Я недоуменно смотрела на потолок.
– И второе, фактор СиЭйч. От английского change – перемены. Вы способны менять, меняться и действовать вне зоны комфорта большую часть жизни – без особого ущерба для здоровья. Стресс является для вас не разрушающим, а мобилизующим фактором. Вы адреналиновый наркоман и жить спокойно не способны. Ценное для нас качество.
– И что?
– Лара, речь идет о том, вернуть ли вас в Систему или…
– Или?
Женщина в белом указала глазами на браслет биоблока.
– Или не возвращать.
– Что конкретно вы мне предлагаете?
– Мы предлагаем вам послужить на благо обществу. Использовать ваши уникальные способности для того, чтобы выявлять врагов Системы – таких же, как вы, – и привлекать их на нашу сторону. Я уверена, что со временем вы осознаете, что Система – это благо, и работа начнет вам нравиться. Вы получите огромные возможности, свободное перемещение по зонам, много баллов и даже некоторую независимость от общих правил Системы. И, если будете делать все правильно, со временем может пойти речь о вашем доступе к программам по продлению жизни.
– Альтернатива – овощ и смерть?
– Вы все правильно понимаете.
– Могу я хотя бы узнать, где меня вынуждают работать?
– Рекомендую сменить тон. Вас приглашают работать с управлением Z Генеральной службы Системной безопасности.
Оп-па.
– Что именно нужно делать и какие задания выполнять? Как это все будет выглядеть вообще?
– Я правильно понимаю, что вы согласны?
– Да.
– Распишитесь.
Потолок вспыхнул и показал мне прямоугольное окошко для диджитал-подписи. Тремя взмахами я расписалась.

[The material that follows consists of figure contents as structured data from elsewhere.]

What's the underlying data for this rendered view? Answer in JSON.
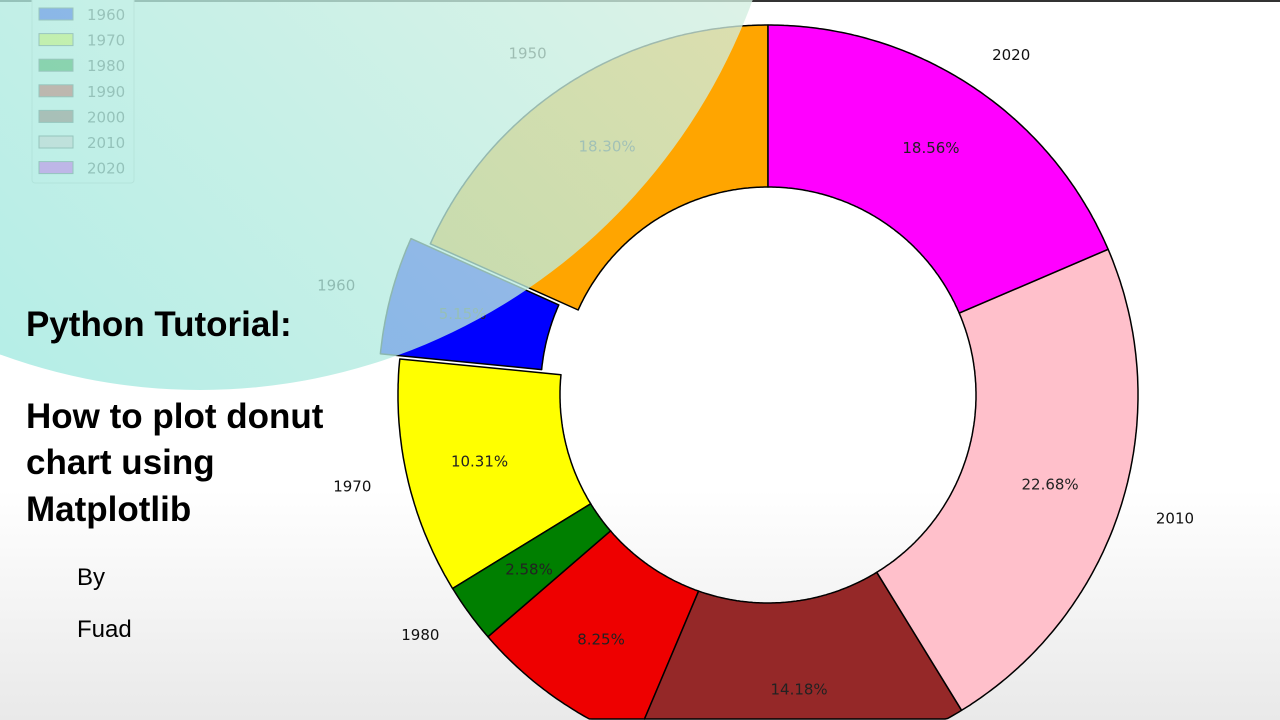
{
  "chart_data": {
    "type": "pie",
    "donut": true,
    "categories": [
      "1950",
      "1960",
      "1970",
      "1980",
      "1990",
      "2000",
      "2010",
      "2020"
    ],
    "values": [
      18.3,
      5.15,
      10.31,
      2.58,
      8.25,
      14.18,
      22.68,
      18.56
    ],
    "percent_labels": [
      "18.30%",
      "5.15%",
      "10.31%",
      "2.58%",
      "8.25%",
      "14.18%",
      "22.68%",
      "18.56%"
    ],
    "colors": [
      "#ffa500",
      "#0000ff",
      "#ffff00",
      "#007f00",
      "#ee0000",
      "#952828",
      "#ffc0cb",
      "#ff00ff"
    ],
    "exploded": [
      "1960"
    ],
    "start_angle_deg": 90,
    "direction": "counterclockwise",
    "visible_category_labels": [
      "1950",
      "1960",
      "1970",
      "1980",
      "2010",
      "2020"
    ],
    "legend": {
      "placement": "upper-left",
      "entries": [
        "1960",
        "1970",
        "1980",
        "1990",
        "2000",
        "2010",
        "2020"
      ],
      "colors": [
        "#7a9ae0",
        "#e0f07a",
        "#5fc08a",
        "#c8a090",
        "#90a898",
        "#c8e8e0",
        "#a890e0"
      ]
    }
  },
  "overlay": {
    "title_line1": "Python Tutorial:",
    "title_line2": "How to plot donut",
    "title_line3": "chart using",
    "title_line4": "Matplotlib",
    "by": "By",
    "author": "Fuad"
  }
}
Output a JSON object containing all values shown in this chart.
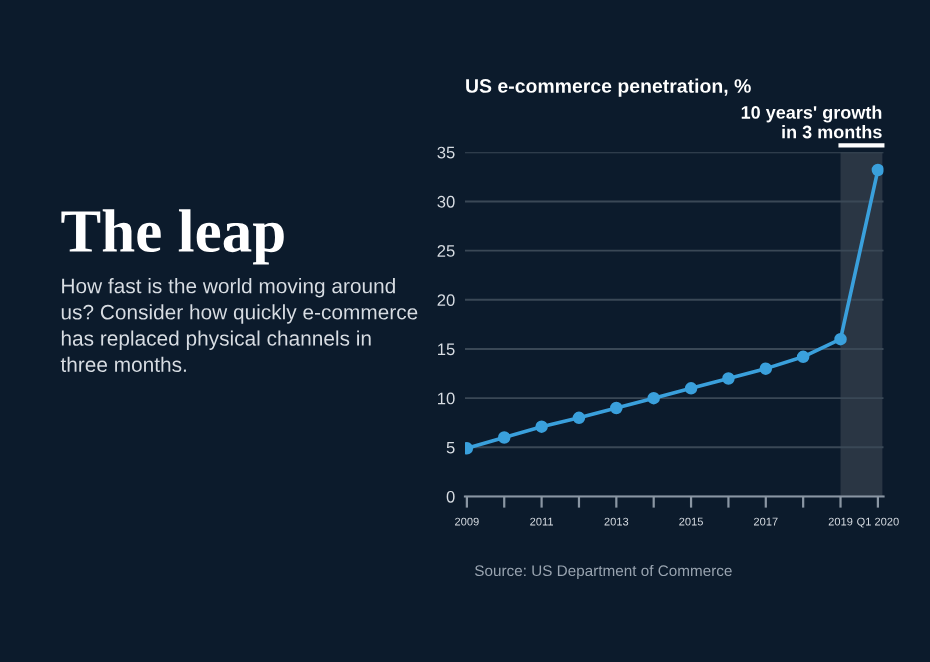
{
  "chart_data": {
    "type": "line",
    "title": "The leap",
    "subtitle": "How fast is the world moving around\nus? Consider how quickly e-commerce\nhas replaced physical channels in\nthree months.",
    "ylabel": "US e-commerce penetration, %",
    "categories": [
      "2009",
      null,
      "2011",
      null,
      "2013",
      null,
      "2015",
      null,
      "2017",
      null,
      "2019",
      "Q1 2020"
    ],
    "series": [
      {
        "color": "#3aa0dc",
        "values": [
          4.9,
          6,
          7.1,
          8,
          9,
          10,
          11,
          12,
          13,
          14.2,
          16,
          33.2
        ]
      }
    ],
    "ylim": [
      0,
      35
    ],
    "yticks": [
      0,
      5,
      10,
      15,
      20,
      25,
      30,
      35
    ],
    "grid": "y",
    "marker": "circle",
    "line_style": "solid",
    "bands": [
      {
        "axis": "x",
        "from": "2019",
        "to": "Q1 2020",
        "label": "10 years' growth\nin 3 months",
        "color": "#2a3644"
      }
    ],
    "annotations": [
      "Source: US Department of Commerce"
    ]
  }
}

Тетка в белом была довольна. Она встала и заявила тем же тоном, каким разговаривают эмиссары, когда настучишь на кого-нибудь:
– Благодарю вас за соблюдение базовых ценностей Общества абсолютной Свободы. С этого момента вы поступаете в распоряжение куратора ГССБ. Этот человек расскажет вам основные правила, проведет краткий курс обучения и определит условия вашей жизни на ближайший период. Уведомляю вас о том, что все его распоряжения являются обязательными к исполнению. Сейчас я вас познакомлю.
Женщина щелкнула по экрану биочасов, и створки моей палаты с тихим шелестом распахнулось. На пороге стоял Макс Вебер собственной персоной.